18.5 Regardless of other provisions in these general terms and conditions, both the Seller and the Customer have the right to terminate the agreement by written notice to the other party if the fulfilment of the agreement is prevented for more than six (6) months by an event as mentioned in clause 18.
19 REFERENCES
19.1 By entering into the agreement, the Customer accepts that the Seller is entitled to take pictures of the assignment performed by the Seller for marketing purposes.
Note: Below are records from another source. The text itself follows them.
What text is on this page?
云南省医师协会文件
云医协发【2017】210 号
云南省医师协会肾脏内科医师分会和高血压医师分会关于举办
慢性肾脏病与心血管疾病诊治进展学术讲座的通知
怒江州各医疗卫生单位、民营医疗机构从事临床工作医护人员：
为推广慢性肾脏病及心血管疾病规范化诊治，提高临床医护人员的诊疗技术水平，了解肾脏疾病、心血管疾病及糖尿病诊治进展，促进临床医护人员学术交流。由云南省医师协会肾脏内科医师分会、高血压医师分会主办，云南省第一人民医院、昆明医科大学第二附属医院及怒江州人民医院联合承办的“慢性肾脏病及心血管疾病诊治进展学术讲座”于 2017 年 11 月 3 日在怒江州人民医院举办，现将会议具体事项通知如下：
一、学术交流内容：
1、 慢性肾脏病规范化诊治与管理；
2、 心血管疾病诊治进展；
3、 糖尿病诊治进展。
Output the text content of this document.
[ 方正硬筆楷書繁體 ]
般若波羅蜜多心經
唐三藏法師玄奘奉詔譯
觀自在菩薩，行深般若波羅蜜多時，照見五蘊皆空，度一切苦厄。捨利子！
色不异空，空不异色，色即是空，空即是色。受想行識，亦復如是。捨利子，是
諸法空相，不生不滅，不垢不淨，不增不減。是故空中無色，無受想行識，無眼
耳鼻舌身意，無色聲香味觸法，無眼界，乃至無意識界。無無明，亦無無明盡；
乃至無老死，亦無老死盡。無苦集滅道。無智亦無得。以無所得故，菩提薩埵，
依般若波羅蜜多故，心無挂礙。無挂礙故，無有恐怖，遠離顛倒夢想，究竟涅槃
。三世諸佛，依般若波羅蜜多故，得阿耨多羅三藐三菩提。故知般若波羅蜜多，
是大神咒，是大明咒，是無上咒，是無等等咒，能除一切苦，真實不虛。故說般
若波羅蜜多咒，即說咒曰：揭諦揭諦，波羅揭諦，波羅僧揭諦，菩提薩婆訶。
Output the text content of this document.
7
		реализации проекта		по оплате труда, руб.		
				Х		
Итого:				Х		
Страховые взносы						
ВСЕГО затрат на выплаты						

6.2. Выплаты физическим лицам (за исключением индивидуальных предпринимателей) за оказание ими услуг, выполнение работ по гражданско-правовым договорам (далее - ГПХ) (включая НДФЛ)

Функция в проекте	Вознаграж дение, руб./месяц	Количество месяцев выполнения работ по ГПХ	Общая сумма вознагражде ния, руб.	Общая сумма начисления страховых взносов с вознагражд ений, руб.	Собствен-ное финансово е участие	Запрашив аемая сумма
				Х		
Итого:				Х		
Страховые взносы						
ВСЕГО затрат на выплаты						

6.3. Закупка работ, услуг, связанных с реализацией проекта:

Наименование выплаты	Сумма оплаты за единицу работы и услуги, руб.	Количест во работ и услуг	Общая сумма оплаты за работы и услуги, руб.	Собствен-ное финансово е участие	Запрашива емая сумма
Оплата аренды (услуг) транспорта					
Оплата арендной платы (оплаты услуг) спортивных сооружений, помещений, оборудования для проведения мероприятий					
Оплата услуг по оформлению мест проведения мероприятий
19.2 However, if the Seller desire to mention or refer to the Customer as part of the Sellers marketing, the Seller must obtain a written consent from the Customer for this purpose.
20 SETTLEMENT OF DISPUTES
20.1 The agreement is governed by and shall be interpreted in accordance with Danish law, except for (a) rules leading to the application of legislation other than Danish, and (b) the United Nations Convention on Contracts for the International Sale of Goods (CISG).
20.2 Any dispute that may arise between the Seller and the Customer shall be settled by arbitration at the Danish Arbitration Institute, in accordance with the rules adopted by the Arbitration Institute at the commencement of the arbitration proceedings.